"Virtual hosts" for ssh
nkadel at gmail.com
Sun Jun 9 00:58:06 EST 2013
On Fri, Jun 7, 2013 at 8:02 PM, Johannes Ernst <johannes.ernst at gmail.com> wrote:
> It'd be very cool if ssh supported something like Apache "virtual hosts". This would make it much more viable to host multiple installs of git on the same server, for example.
You've stepped into one of my fun areas, mixing technologies to attain
a desired result, especially SSH and source control.
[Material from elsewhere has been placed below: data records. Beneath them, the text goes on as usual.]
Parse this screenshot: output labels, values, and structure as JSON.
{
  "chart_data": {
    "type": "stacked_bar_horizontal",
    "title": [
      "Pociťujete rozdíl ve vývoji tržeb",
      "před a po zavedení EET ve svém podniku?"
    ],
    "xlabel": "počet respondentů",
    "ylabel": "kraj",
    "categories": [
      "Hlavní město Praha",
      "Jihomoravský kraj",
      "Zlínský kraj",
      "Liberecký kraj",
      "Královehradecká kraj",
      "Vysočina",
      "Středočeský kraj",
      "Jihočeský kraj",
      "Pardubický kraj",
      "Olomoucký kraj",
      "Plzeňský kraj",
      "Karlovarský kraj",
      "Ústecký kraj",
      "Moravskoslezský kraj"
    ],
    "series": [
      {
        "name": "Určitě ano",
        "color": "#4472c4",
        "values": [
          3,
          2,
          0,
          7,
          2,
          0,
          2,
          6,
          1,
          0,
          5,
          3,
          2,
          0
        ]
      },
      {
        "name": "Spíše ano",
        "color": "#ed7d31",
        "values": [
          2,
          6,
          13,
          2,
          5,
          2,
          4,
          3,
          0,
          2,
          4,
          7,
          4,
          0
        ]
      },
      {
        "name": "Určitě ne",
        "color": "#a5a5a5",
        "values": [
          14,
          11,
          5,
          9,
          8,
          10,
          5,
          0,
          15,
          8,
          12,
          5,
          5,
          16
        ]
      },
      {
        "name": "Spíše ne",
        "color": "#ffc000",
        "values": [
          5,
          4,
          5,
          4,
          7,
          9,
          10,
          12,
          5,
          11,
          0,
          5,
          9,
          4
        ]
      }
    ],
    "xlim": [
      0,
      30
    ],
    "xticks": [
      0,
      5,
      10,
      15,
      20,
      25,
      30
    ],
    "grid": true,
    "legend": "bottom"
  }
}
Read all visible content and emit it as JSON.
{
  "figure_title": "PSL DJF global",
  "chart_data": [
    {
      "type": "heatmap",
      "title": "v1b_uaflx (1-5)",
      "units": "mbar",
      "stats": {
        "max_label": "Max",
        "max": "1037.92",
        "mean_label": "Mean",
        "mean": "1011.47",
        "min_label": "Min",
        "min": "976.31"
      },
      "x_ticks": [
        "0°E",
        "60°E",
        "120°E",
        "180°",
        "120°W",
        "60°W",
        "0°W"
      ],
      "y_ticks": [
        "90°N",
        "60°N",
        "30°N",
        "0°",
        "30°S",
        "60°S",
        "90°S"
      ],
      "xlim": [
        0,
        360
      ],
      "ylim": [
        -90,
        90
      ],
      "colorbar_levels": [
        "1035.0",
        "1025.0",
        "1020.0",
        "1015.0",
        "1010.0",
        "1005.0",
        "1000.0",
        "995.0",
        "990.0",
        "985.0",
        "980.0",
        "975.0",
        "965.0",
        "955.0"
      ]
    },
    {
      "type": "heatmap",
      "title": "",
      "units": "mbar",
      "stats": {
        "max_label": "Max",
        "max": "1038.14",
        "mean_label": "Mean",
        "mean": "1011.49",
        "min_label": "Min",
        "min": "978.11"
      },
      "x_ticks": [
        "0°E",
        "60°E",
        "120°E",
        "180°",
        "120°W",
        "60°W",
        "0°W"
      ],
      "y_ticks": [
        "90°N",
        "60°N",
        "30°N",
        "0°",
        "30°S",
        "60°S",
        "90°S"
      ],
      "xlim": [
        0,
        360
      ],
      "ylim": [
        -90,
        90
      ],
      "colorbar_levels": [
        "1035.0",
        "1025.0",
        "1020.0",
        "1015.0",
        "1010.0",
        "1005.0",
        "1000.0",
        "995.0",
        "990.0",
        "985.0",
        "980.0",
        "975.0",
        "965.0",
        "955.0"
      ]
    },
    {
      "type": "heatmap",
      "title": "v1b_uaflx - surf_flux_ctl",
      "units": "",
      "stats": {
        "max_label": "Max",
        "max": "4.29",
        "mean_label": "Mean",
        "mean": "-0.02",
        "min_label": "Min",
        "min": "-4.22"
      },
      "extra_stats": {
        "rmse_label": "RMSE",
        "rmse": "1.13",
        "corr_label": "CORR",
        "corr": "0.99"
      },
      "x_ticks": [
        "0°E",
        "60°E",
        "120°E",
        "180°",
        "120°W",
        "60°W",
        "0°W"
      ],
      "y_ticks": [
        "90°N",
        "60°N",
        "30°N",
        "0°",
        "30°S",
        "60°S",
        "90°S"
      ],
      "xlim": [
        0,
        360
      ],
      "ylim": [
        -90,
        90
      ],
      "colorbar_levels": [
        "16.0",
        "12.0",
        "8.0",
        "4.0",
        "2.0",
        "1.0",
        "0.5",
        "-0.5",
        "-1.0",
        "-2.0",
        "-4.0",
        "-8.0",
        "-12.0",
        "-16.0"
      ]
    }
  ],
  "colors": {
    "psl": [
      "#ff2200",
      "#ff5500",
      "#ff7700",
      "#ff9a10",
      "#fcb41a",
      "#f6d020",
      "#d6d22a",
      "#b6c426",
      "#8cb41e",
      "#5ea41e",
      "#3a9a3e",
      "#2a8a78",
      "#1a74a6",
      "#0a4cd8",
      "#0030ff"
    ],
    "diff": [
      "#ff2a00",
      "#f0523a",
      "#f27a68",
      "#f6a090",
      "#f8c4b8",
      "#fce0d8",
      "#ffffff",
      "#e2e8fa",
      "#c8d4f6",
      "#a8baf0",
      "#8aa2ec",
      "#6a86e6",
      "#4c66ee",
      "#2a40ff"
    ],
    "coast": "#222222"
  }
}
As long as you can gracefully use a different IP address for each
environment, it's workable. If you do it hostname based, you can get
in deep confusion with all the different valid versions of the same
hostname, such as WWW.eXaMplE.CoM versus www.example.com versus www
(with a local domain set of example.com), and trying to match them
all. That's an old problem with "VirtualHosts" from web servers, as
Alternatively, don't use the "same user" for different projects on the
same server. Use a different git shared username for each project
environment. Since your git environments are normally defined by the
home directory of the actual shared git username, this may be much
faster and easier to set up and require no root managed manipulation
of your sshd_config.
Nico Kadel-Garcia <nkadel at gmail.com>
> More details:
> On the remote server, ssh already sets some environment variables:
>> printenv | grep SSH
> SSH_CLIENT=192.168.1.18 50945 22
> SSH_CONNECTION=192.168.1.18 50945 192.168.1.1 22
> What about adding another, say
> Assuming that /etc/hosts
> 192.168.1.1 host1 host2
> ssh user at host1
> ssh user at host2
> would lead to a shell on the same host with the same user, but SSH_SERVER_HOST would be different, and that would allow the creation of a script that, for example, could find the correct git repository given the virtual hostname. This is currently not possible because the script only has IP addresses.
> Presumably that would not be too hard to do?